Early work in this area was performed by Heller et al. (Influence of Sympathetic Nervous System on Hypoglycaemic Warning Symptoms, The Lancet, Aug. 15, 1987, p359-363) who studied the effect of mild insulin-induced hypoglycaemia on symptoms, physiological changes and adrenaline responses in aware diabetics, unaware diabetics and controls.

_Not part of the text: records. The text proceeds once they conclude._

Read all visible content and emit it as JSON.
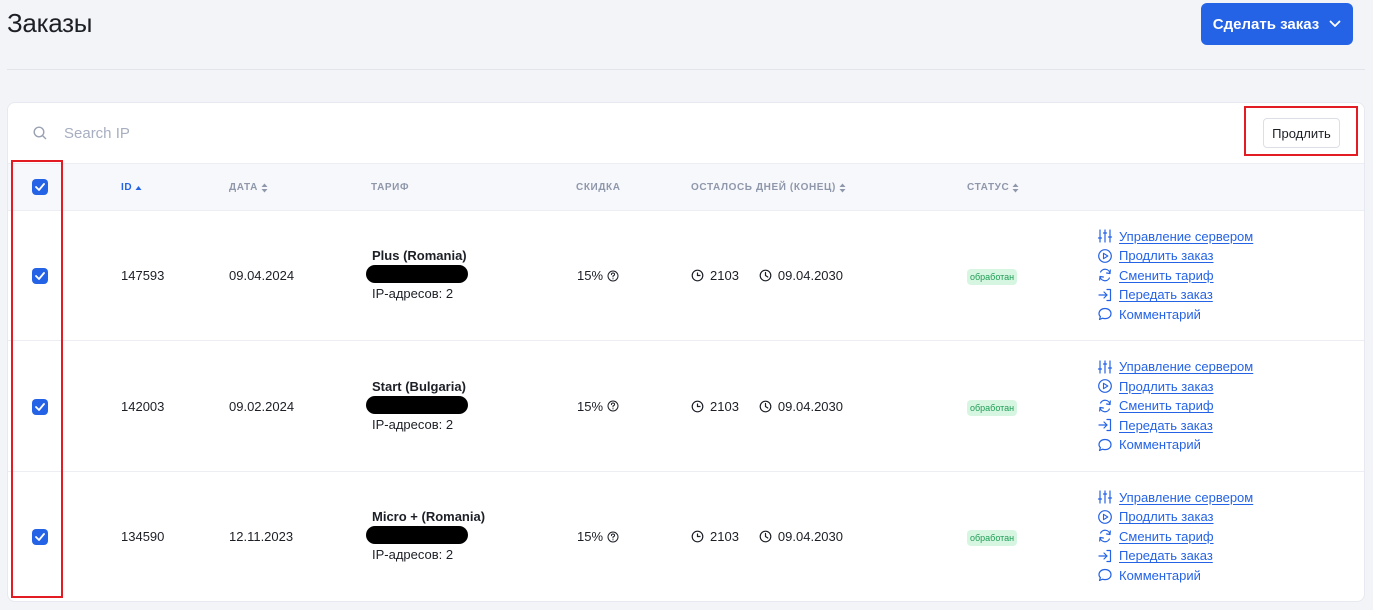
{
  "page": {
    "title": "Заказы"
  },
  "header": {
    "make_order_label": "Сделать заказ"
  },
  "search": {
    "placeholder": "Search IP"
  },
  "toolbar": {
    "extend_label": "Продлить"
  },
  "table": {
    "columns": {
      "id": "ID",
      "date": "ДАТА",
      "tariff": "ТАРИФ",
      "discount": "СКИДКА",
      "days_left": "ОСТАЛОСЬ ДНЕЙ (КОНЕЦ)",
      "status": "СТАТУС"
    },
    "rows": [
      {
        "id": "147593",
        "date": "09.04.2024",
        "tariff_name": "Plus (Romania)",
        "ip_count": "IP-адресов: 2",
        "discount": "15%",
        "days": "2103",
        "end_date": "09.04.2030",
        "status": "обработан",
        "checked": true
      },
      {
        "id": "142003",
        "date": "09.02.2024",
        "tariff_name": "Start (Bulgaria)",
        "ip_count": "IP-адресов: 2",
        "discount": "15%",
        "days": "2103",
        "end_date": "09.04.2030",
        "status": "обработан",
        "checked": true
      },
      {
        "id": "134590",
        "date": "12.11.2023",
        "tariff_name": "Micro + (Romania)",
        "ip_count": "IP-адресов: 2",
        "discount": "15%",
        "days": "2103",
        "end_date": "09.04.2030",
        "status": "обработан",
        "checked": true
      }
    ],
    "actions": {
      "manage_server": "Управление сервером",
      "extend_order": "Продлить заказ",
      "change_tariff": "Сменить тариф",
      "transfer_order": "Передать заказ",
      "comment": "Комментарий"
    }
  },
  "colors": {
    "accent": "#2563e6",
    "status_text": "#1f9d55",
    "status_bg": "#d7f6e2",
    "highlight": "#e31b23"
  },
  "icons": {
    "search": "search-icon",
    "chevron": "chevron-down-icon",
    "manage": "sliders-icon",
    "extend": "play-circle-icon",
    "change": "refresh-icon",
    "transfer": "sign-in-icon",
    "comment": "chat-bubble-icon",
    "clock_half": "clock-half-icon",
    "clock": "clock-icon",
    "help": "question-circle-icon"
  }
}
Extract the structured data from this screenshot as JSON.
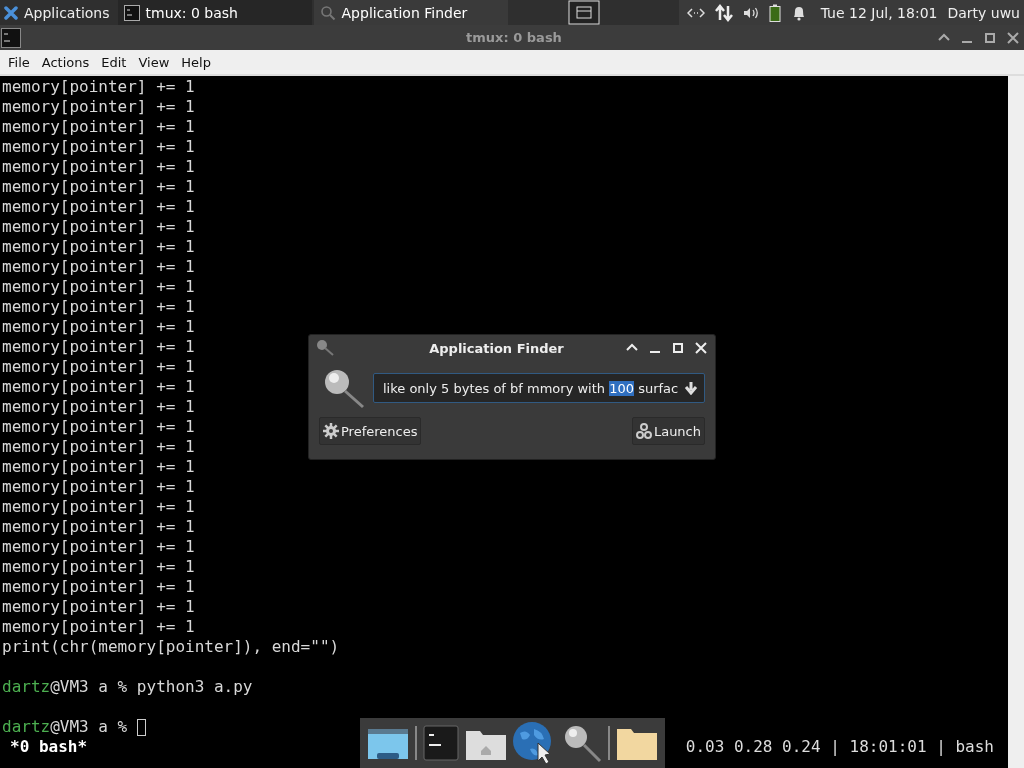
{
  "panel": {
    "menu_label": "Applications",
    "tasks": [
      {
        "label": "tmux: 0 bash",
        "kind": "terminal",
        "selected": false
      },
      {
        "label": "Application Finder",
        "kind": "search",
        "selected": true
      }
    ],
    "clock": "Tue 12 Jul, 18:01",
    "user": "Darty uwu"
  },
  "window": {
    "title": "tmux: 0 bash",
    "menu": [
      "File",
      "Actions",
      "Edit",
      "View",
      "Help"
    ]
  },
  "terminal": {
    "repeat_count_lines": [
      "memory[pointer] += 1",
      "memory[pointer] += 1",
      "memory[pointer] += 1",
      "memory[pointer] += 1",
      "memory[pointer] += 1",
      "memory[pointer] += 1",
      "memory[pointer] += 1",
      "memory[pointer] += 1",
      "memory[pointer] += 1",
      "memory[pointer] += 1",
      "memory[pointer] += 1",
      "memory[pointer] += 1",
      "memory[pointer] += 1",
      "memory[pointer] += 1",
      "memory[pointer] += 1",
      "memory[pointer] += 1",
      "memory[pointer] += 1",
      "memory[pointer] += 1",
      "memory[pointer] += 1",
      "memory[pointer] += 1",
      "memory[pointer] += 1",
      "memory[pointer] += 1",
      "memory[pointer] += 1",
      "memory[pointer] += 1",
      "memory[pointer] += 1",
      "memory[pointer] += 1",
      "memory[pointer] += 1",
      "memory[pointer] += 1",
      "print(chr(memory[pointer]), end=\"\")"
    ],
    "prompts": [
      {
        "user": "dartz",
        "rest": "@VM3 a % python3 a.py",
        "cursor": false
      },
      {
        "user": "dartz",
        "rest": "@VM3 a % ",
        "cursor": true
      }
    ],
    "status_left": "*0 bash*",
    "status_right": "0.03 0.28 0.24 | 18:01:01 | bash"
  },
  "dialog": {
    "title": "Application Finder",
    "query_before": "like only 5 bytes of bf mmory with ",
    "query_selected": "100",
    "query_after": " surfac",
    "buttons": [
      {
        "label": "Preferences",
        "kind": "gear"
      },
      {
        "label": "Launch",
        "kind": "gears"
      }
    ]
  },
  "dock": [
    {
      "kind": "desktop"
    },
    {
      "kind": "separator"
    },
    {
      "kind": "terminal"
    },
    {
      "kind": "home"
    },
    {
      "kind": "globe"
    },
    {
      "kind": "search"
    },
    {
      "kind": "separator"
    },
    {
      "kind": "folder"
    }
  ]
}
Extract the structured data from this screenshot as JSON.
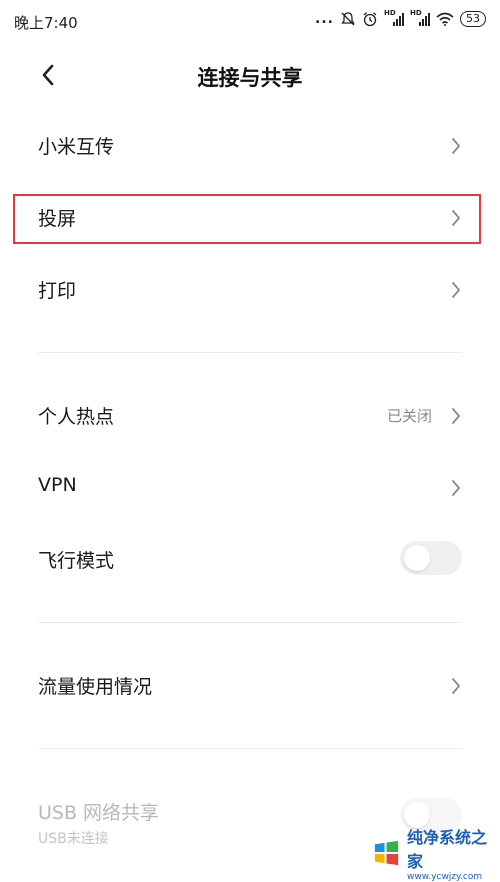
{
  "status_bar": {
    "time": "晚上7:40",
    "dots": "...",
    "hd1": "HD",
    "hd2": "HD",
    "battery": "53",
    "icons": [
      "mute-icon",
      "alarm-icon",
      "signal-icon",
      "signal-icon",
      "wifi-icon",
      "battery-icon"
    ]
  },
  "header": {
    "title": "连接与共享",
    "back_icon": "chevron-left-icon"
  },
  "items": {
    "mi_transfer": {
      "label": "小米互传"
    },
    "cast": {
      "label": "投屏"
    },
    "print": {
      "label": "打印"
    },
    "hotspot": {
      "label": "个人热点",
      "value": "已关闭"
    },
    "vpn": {
      "label": "VPN"
    },
    "airplane": {
      "label": "飞行模式",
      "enabled": false
    },
    "data_usage": {
      "label": "流量使用情况"
    },
    "usb_tether": {
      "label": "USB 网络共享",
      "sub": "USB未连接",
      "enabled": false
    }
  },
  "watermark": {
    "brand": "纯净系统之家",
    "url": "www.ycwjzy.com"
  },
  "colors": {
    "highlight": "#e03a3a",
    "text": "#1a1a1a",
    "secondary": "#8a8a8a",
    "watermark": "#1d5fb8"
  }
}
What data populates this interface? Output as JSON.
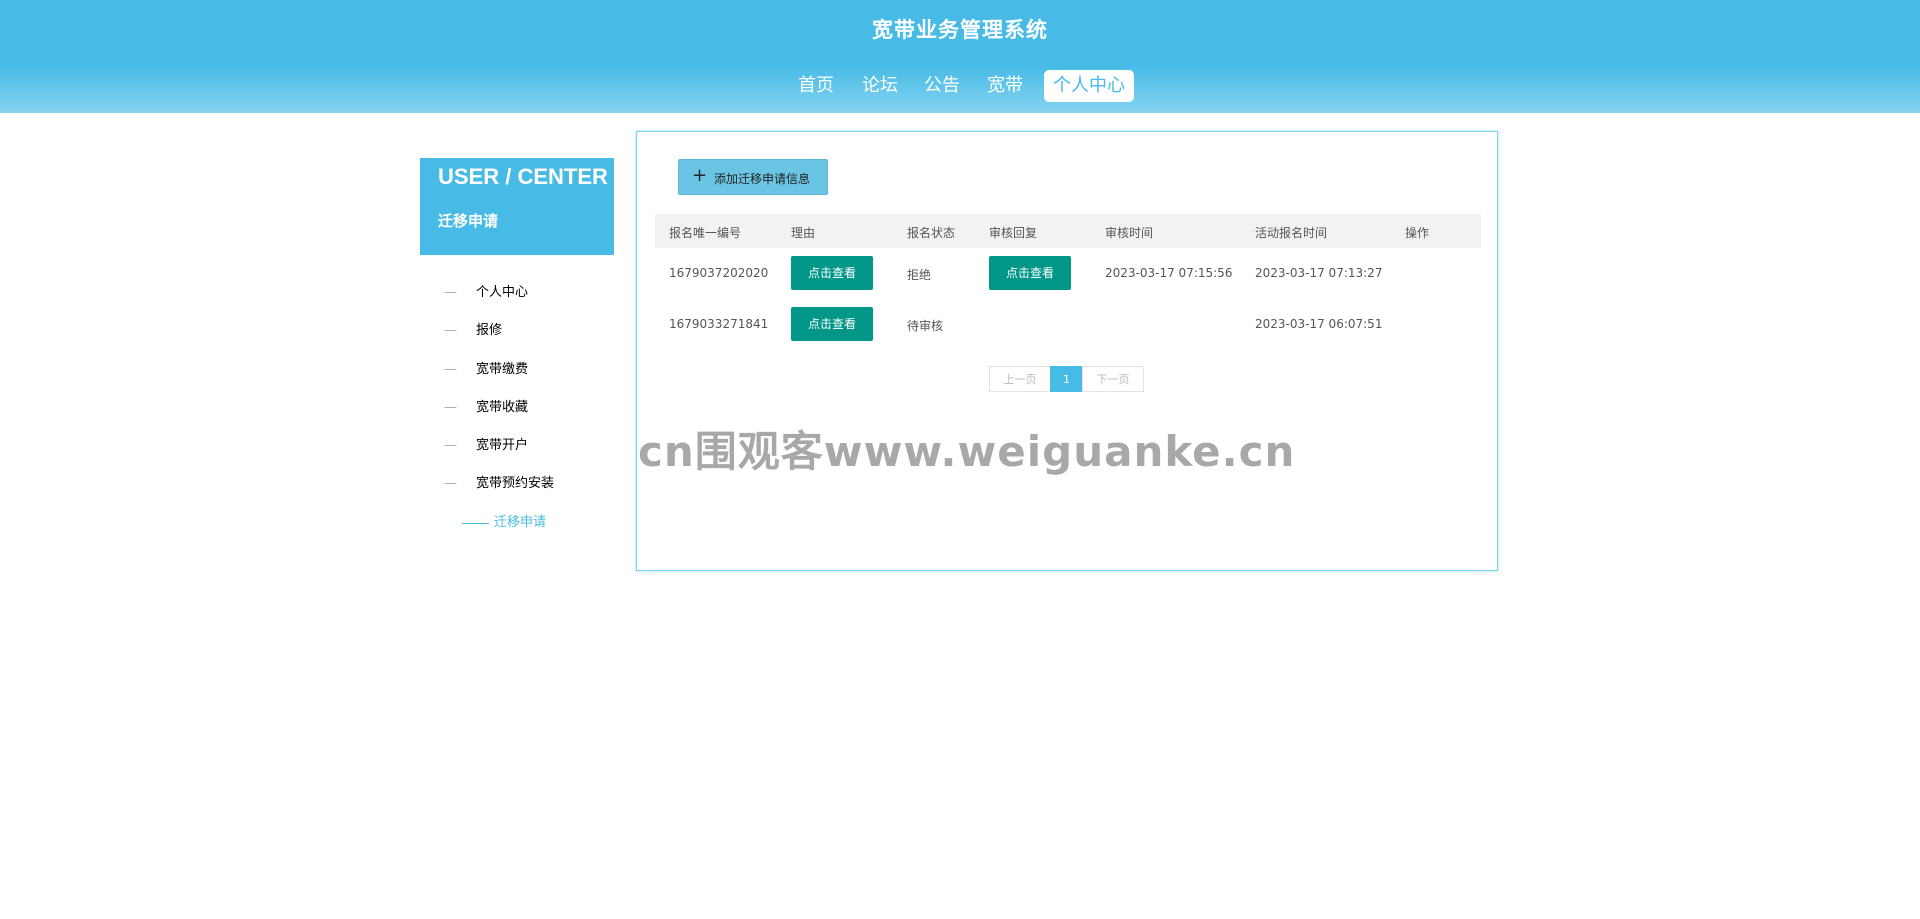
{
  "header": {
    "title": "宽带业务管理系统",
    "nav": [
      "首页",
      "论坛",
      "公告",
      "宽带",
      "个人中心"
    ],
    "active_nav": "个人中心"
  },
  "sidebar": {
    "heading": "USER / CENTER",
    "subheading": "迁移申请",
    "items": [
      {
        "label": "个人中心"
      },
      {
        "label": "报修"
      },
      {
        "label": "宽带缴费"
      },
      {
        "label": "宽带收藏"
      },
      {
        "label": "宽带开户"
      },
      {
        "label": "宽带预约安装"
      },
      {
        "label": "迁移申请",
        "active": true
      }
    ]
  },
  "toolbar": {
    "add_icon": "plus-icon",
    "add_label": "添加迁移申请信息"
  },
  "table": {
    "headers": [
      "报名唯一编号",
      "理由",
      "报名状态",
      "审核回复",
      "审核时间",
      "活动报名时间",
      "操作"
    ],
    "view_label": "点击查看",
    "rows": [
      {
        "id": "1679037202020",
        "status": "拒绝",
        "review_time": "2023-03-17 07:15:56",
        "signup_time": "2023-03-17 07:13:27",
        "has_reply": true
      },
      {
        "id": "1679033271841",
        "status": "待审核",
        "review_time": "",
        "signup_time": "2023-03-17 06:07:51",
        "has_reply": false
      }
    ]
  },
  "pagination": {
    "prev": "上一页",
    "current": "1",
    "next": "下一页"
  },
  "watermark": "cn围观客www.weiguanke.cn",
  "colors": {
    "primary": "#47bbe6",
    "button": "#009688"
  }
}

In this study, blood glucose was maintained for 30 minutes at levels of 4.5 mmol/l, 3.2 mmol/l, 2.5 mmol/l and again at 4.5 mmol/l for 30 mins. At each stage, symptom scores, adrenaline levels and physiological parameters including tremor, sweating, heart rate and blood pressure reaction time were measured. Statistically significant changes in all three groups was only observed for reaction time and adrenaline levels when blood glucose dropped to the most extreme level of 2.5 mmol/l. Significant changes in symptom score, tremor, blood pressure and sweat levels were only detected for the controls and aware diabetics when blood glucose dropped to the most extreme level of 2.5 mmol/l. Onset of hypoglycaemia (based on statistically significant change from 4.5 mmol/l to 3.2 mmol/l) was only detected for aware diabetics and controls in relation to adrenaline levels, and by all three groups based on reaction times. This work indicated that onset could not be predicted via tremor.
Due to such difficulties, devices for detecting the onset of, or actual hypoglycaemia, have concentrated on continuous monitoring of blood glucose levels. Such devices are typically expensive and invasive, requiring insertion of a needle under the user's skin to contact either blood or interstitial fluid in order to record blood glucose levels. Some non-invasive devices have been developed which attempt to indirectly detect the onset of hypoglycaemia by measuring a combination of physiological parameters, such as skin temperature, resistance (eg sweat levels), respiration rate, heart rate, restlessness or tremors. However, such devices have been limited to use whilst the patient is asleep due to sensitivity, portability and reliability issues.
Thus, there is a need for an inexpensive and reliable wearable device for detecting and alerting the user of the onset of hypoglycaemia, or at least to provide such persons with a useful alternative.